- Born: British Guyana
- Occupation: Video artist
- Known for: Scratch video movement

= George Barber (artist) =

British video artist

George Barber is a British video artist.

== Early life and education ==
Barber was born and grew up in British Guyana, which he considers to be his most important education.

He received his BA in Sculpture 'A' (conceptual department) from St Martins School of Art in 1980 and his MA in Experimental Department from The Slade, in 1984.

== Art career ==
Barber first gained acclaim through his low-tech video pieces composed of found footage which he deconstructed in an effort to display them as contradicting their intended purposes, many of which become a 'deft reworking of cinematic narrative and cliché'. Barber rose to prominence with these works, establishing the Scratch-video movement in the 1980s. Many of Barber's Scratch works including Absence of Satan, 1985 and Yes Frank No Smoke, 1986 are seminal to the history of British video art.

In 1990s, Barber moved away from Scratch in his practice and created low-tech video works which became 'influential in defining the then emergent ‘slacker' aesthetic'. Barber's works became more varied in the later stages of his career as he shifted towards a more narrative style in monologue works such as Refusing Potatoes and I Was Once Involved in a Shit Show. With a focus on the narrative in his oeuvre, Barber sees 'himself, like Godard and Chris Marker, as a video-essayist'.

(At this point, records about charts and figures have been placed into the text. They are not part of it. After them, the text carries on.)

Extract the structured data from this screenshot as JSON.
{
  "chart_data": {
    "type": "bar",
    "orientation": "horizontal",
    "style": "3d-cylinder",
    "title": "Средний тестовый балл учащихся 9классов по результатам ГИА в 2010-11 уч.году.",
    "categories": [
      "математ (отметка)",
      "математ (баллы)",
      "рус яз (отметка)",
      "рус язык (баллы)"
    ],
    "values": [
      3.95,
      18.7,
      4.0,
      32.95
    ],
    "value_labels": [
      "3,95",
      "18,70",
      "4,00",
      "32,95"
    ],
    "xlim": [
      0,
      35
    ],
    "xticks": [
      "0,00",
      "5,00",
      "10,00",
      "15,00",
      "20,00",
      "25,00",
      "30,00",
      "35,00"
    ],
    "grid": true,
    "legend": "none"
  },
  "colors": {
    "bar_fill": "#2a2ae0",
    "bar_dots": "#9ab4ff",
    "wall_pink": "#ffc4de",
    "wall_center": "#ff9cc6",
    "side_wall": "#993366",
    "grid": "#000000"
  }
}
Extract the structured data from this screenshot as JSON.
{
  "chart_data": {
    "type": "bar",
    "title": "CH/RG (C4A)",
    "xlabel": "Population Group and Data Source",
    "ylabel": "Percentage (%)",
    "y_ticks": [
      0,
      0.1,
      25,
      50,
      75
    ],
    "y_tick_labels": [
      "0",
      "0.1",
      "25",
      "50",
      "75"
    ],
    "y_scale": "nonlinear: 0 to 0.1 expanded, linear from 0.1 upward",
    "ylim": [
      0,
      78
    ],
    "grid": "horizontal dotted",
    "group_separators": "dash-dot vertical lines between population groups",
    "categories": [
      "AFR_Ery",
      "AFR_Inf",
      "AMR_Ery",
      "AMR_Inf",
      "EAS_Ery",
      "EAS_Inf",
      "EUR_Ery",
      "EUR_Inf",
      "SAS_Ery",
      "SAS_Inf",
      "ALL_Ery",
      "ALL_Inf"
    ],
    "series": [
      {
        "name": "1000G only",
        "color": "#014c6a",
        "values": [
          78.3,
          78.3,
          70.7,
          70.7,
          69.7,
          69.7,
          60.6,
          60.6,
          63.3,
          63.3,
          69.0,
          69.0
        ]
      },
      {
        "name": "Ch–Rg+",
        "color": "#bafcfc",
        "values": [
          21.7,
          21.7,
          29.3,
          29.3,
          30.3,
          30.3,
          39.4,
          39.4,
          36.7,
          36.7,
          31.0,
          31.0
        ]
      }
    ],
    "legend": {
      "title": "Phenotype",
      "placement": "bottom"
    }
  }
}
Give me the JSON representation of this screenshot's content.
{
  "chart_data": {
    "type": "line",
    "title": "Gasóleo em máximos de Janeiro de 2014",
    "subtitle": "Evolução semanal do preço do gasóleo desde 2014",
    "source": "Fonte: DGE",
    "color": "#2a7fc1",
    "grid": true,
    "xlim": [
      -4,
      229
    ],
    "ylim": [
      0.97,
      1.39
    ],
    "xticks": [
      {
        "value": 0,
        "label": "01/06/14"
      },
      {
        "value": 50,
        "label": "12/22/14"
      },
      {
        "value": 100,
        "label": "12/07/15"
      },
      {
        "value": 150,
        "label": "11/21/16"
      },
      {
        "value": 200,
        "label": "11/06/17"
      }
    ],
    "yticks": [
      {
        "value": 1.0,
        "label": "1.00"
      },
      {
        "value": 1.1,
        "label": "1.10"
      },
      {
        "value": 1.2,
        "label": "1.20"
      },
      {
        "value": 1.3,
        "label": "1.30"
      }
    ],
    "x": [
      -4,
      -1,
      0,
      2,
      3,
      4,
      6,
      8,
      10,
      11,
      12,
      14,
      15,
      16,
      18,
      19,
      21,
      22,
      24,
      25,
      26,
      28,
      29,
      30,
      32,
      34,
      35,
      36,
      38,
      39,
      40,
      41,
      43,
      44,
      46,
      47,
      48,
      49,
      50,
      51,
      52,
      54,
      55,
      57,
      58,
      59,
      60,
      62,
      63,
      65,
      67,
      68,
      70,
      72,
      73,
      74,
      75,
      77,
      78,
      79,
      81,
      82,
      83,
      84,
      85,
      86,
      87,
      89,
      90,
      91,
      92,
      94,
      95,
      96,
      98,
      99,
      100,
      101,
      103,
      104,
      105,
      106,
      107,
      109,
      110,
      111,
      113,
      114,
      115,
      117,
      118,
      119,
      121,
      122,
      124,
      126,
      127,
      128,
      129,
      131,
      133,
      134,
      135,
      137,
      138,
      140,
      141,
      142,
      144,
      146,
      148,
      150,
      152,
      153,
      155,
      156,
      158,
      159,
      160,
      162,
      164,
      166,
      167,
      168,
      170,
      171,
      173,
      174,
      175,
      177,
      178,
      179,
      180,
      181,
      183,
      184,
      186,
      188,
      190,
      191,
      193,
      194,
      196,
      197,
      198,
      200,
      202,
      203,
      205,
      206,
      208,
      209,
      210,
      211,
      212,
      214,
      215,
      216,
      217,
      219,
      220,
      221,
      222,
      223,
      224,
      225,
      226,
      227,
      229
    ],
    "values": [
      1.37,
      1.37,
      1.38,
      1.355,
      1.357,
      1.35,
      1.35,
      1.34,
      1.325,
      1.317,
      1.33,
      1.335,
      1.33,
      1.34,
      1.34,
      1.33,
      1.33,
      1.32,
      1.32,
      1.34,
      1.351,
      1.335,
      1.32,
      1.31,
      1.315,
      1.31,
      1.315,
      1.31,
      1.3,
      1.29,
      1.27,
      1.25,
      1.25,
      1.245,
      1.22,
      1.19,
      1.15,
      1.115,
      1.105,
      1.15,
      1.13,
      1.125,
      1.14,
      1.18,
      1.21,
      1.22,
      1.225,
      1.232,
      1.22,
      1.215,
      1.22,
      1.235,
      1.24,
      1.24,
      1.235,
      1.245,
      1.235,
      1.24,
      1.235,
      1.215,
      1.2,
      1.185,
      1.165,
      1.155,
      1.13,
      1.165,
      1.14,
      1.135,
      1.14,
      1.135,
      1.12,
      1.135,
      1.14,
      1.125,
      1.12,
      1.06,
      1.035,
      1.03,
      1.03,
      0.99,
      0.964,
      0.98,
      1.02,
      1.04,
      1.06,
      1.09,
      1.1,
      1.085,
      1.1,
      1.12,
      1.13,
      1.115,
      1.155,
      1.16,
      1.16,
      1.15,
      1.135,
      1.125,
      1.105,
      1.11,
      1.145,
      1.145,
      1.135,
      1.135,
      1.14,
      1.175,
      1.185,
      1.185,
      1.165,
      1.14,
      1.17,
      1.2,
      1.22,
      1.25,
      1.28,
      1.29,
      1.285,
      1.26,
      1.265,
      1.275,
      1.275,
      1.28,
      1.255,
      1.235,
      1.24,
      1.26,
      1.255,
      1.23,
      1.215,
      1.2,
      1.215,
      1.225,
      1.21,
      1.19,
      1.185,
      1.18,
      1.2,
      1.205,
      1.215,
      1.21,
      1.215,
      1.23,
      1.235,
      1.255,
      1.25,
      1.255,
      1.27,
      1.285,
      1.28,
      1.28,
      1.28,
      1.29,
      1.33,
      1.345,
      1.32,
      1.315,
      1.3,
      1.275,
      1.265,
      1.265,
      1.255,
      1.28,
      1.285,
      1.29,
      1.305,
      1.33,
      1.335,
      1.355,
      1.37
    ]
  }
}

Engaging with current issues and debates in his work, The Freestone Drone, 2013 and Fences Make Senses, 2015 'Barber's way around art's potential political inefficacy' is to redefine the terms as to the artist, art is a reaction and reflection of the world and the effort to see this reality without veils is an achievement in itself as it allows room for rethinking with less bias and contemplation of a neutral alternative.

Barber has been part of numerous programmes at Tate Modern and had retrospectives at the ICA, New York Film & Video Festival and recently at La Rochelle Festival, France. In 2014 Barber took part at exhibition 'The Invisible Force Behind.' at Imai – inter media art institute within Quadriennale Düsseldorf. In 2015, the artist had three solo exhibitions at Chapter Arts Centre in Cardiff, Young Projects in Los Angeles and waterside contemporary in London.

In 2019, the British Film Institute added his work to the National Archive. In 2020, The LUX released his first feature film, The Mindset Suite. In 2021, he was nominated for the Derek Jarman Award. He also returned to his early roots making new purely visual works combining analogue and digital CGI, Video Marilyns Andy Never Thought of is the first result of this new direction. It has been released as a short video work and also auctioned as four separate NFTS by daata. In 2022, his latest project in production is Mind Wandering in a Van.

Barber is also Professor of Postgraduate Research at University for the Creative Arts.

== Awards ==

- 2008: Automotive Action Painting, First Prize, 24th Hamburg International Short Film Festival
- 2004: Walking Off Court, Grand Prix, Split Film & Video Festival
- 1998: 2CB CURTAIN TRIP, Gold Award, ARS ELECTRONICA, Austria
- 1990: Gold Award, ARS ELECTRONICA, Austria
- 1996: Award, Exploding Cinema Group

==Publications==
- 1988: "Close-up: Nick Logan", Marxism Today, September
- 1984: "Looking at pop videos and thinking about other things", Journal of Art and Education

==Exhibitions and events==
His works have been shown at international festivals, competitions, galleries and been broadcast on television throughout the world.